Trinidad and Tobago Ministry of Health
- The "Coat of Arms" is used as the Ministry's seal.

Agency overview
- Jurisdiction: Government of Trinidad and Tobago
- Minister responsible: Dr Lackram Bodoe, Minister Of Health;
- Deputy Minister responsible: Dr Rishad Seecheran, Minister in the Ministry of Health;
- Agency executive: Asif Ali, Permanent Secretary;
- Child agencies: North West Regional Health Authority; North Central Regional Health Authority; Eastern Regional Health Authority; South West Regional Health Authority; Tobago Regional Health Authority;
- Website: https://health.gov.tt

= Healthcare in Trinidad and Tobago =

Trinidad and Tobago operates under a two-tier healthcare system. That is, there is the existence of both private and public facilities.

The Ministry of Health is responsible for leading the health sector. The service provision aspect of public healthcare has been devolved to newly created entities, the Regional Health Authorities (RHAs). Responsibility for the provision of healthcare services in Trinidad and Tobago was devolved from the Ministry of Health to Regional Health Authorities under the Regional Health Authorities Act No. 5 in 1994.

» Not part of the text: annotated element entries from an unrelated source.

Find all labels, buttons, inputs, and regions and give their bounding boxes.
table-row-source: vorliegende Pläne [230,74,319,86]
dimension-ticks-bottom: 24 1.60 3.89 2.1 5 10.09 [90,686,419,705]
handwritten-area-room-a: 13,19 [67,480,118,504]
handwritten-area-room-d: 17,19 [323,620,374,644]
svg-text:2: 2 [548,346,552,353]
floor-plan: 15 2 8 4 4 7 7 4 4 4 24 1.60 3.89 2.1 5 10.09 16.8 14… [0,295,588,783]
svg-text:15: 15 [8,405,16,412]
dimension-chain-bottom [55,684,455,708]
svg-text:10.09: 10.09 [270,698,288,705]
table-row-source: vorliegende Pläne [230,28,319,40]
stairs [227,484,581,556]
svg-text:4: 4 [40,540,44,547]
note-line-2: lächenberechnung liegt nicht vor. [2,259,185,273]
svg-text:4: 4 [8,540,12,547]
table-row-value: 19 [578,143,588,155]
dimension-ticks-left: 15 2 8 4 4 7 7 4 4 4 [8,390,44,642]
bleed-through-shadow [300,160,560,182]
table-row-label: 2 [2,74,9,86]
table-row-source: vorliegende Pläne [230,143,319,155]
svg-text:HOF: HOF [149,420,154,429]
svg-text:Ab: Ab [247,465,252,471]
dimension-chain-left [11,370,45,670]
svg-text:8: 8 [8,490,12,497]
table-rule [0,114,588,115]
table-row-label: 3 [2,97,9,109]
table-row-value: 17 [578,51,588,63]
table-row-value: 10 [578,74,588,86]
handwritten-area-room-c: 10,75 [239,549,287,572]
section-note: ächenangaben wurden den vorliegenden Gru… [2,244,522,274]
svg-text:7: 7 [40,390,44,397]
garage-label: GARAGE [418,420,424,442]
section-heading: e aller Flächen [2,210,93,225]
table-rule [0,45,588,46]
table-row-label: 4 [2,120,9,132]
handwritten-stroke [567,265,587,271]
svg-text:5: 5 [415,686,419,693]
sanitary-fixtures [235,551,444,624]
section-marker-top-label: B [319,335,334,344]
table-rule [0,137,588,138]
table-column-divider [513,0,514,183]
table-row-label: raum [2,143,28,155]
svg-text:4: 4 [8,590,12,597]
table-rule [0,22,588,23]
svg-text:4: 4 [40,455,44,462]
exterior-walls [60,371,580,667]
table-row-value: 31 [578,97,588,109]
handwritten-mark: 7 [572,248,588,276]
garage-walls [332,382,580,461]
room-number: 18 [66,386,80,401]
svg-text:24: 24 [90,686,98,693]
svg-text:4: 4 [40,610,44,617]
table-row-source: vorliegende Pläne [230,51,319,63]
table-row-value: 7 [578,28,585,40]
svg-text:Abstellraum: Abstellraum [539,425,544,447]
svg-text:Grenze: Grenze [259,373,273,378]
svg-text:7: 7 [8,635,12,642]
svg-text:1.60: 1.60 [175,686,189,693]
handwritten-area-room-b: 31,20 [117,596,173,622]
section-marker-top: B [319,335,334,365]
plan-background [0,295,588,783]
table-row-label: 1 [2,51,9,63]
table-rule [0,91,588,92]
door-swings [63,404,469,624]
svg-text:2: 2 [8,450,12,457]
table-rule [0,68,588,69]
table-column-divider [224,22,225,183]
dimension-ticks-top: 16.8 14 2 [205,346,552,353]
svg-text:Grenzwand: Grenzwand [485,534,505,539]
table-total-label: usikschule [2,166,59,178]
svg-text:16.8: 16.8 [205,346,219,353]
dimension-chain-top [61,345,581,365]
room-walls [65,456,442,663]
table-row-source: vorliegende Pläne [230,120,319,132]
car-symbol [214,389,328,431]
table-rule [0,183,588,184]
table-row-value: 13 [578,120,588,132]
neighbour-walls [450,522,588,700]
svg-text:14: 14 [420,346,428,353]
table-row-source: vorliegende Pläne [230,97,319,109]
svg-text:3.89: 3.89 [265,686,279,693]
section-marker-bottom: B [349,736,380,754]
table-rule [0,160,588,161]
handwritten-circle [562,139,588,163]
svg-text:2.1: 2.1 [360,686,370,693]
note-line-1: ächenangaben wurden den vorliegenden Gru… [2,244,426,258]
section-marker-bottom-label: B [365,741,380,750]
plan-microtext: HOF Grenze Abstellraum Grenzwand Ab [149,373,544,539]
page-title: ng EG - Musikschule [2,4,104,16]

While the Ministry of Health does not directly run health facilities, it is required to play a key role in ensuring that they are properly run, by setting policies, goals and targets for Regions based on assessment of real health needs. This is the main role of the Ministry of Health. The Ministry also allocates resources to the RHAs to finance their operations. The Ministry of Health is shifting its focus to concentrate on policy development, planning, monitoring and evaluation, regulation, financing and research. Citizens can access free health care at public healthcare facilities where health insurance is not required. However, the government is developing the National Health Service in which a package of services is to be determined, as well as a financing strategy.

==Public and private==
Public Healthcare is free to everyone in Trinidad and Tobago and is paid for by the Government and taxpayers. Healthcare services are provided on a walk-in basis. There are a few major hospitals throughout the country as well as smaller health centers and clinics located regionally throughout.

Several major hospitals in Trinidad and Tobago are:
1. Port of Spain General Hospital located in the country's capital of Port of Spain. It is a major trauma centre in the Caribbean.
2. San Fernando General Hospital located in the City of San Fernando.
3. San Fernando Teaching Hospital located in the City of San Fernando.
4. Arima General Hospital and District Health Facility located in the Borough of Arima, next to the Arima Velodrome.
5. Sangre Grande Hospital located in Sangre Grande, Trinidad.
6. Point Fortin Hospital located in the Borough of Point Fortin.
7. Eric Williams Medical Science Complex located in Champ Fleurs, Trinidad.
8. Scarborough General Hospital located in Signal Hill, Tobago

These hospitals are aided by many DHF'S (District Health Facilities) located throughout the country.

==Reform==
The Ministry of Health is mandated to provide a functioning healthcare system to benefit all citizens. This had led to the reforming of the entire healthcare system in the country.

Recently, the government of Trinidad and Tobago has launched Chronic Disease Assistance Programme (CDAP).
The Chronic Disease Assistance Programme provides citizens with free prescription drugs and other pharmaceutical items to combat the following health conditions:
- Diabetes
- Asthma
- Cardiac Diseases
- Arthritis
- Glaucoma
- Mental Depression
- High Blood Pressure
- Benign Prostatic Hyperplasia (Enlarged Prostate)
- Epilepsy
- Hypercholesterolemia
- Parkinson’s disease
- Thyroid diseases

There are over 250 pharmacies throughout the country that provide medications through CDAP. All citizens of Trinidad & Tobago are eligible. There are no age restrictions or exceptions.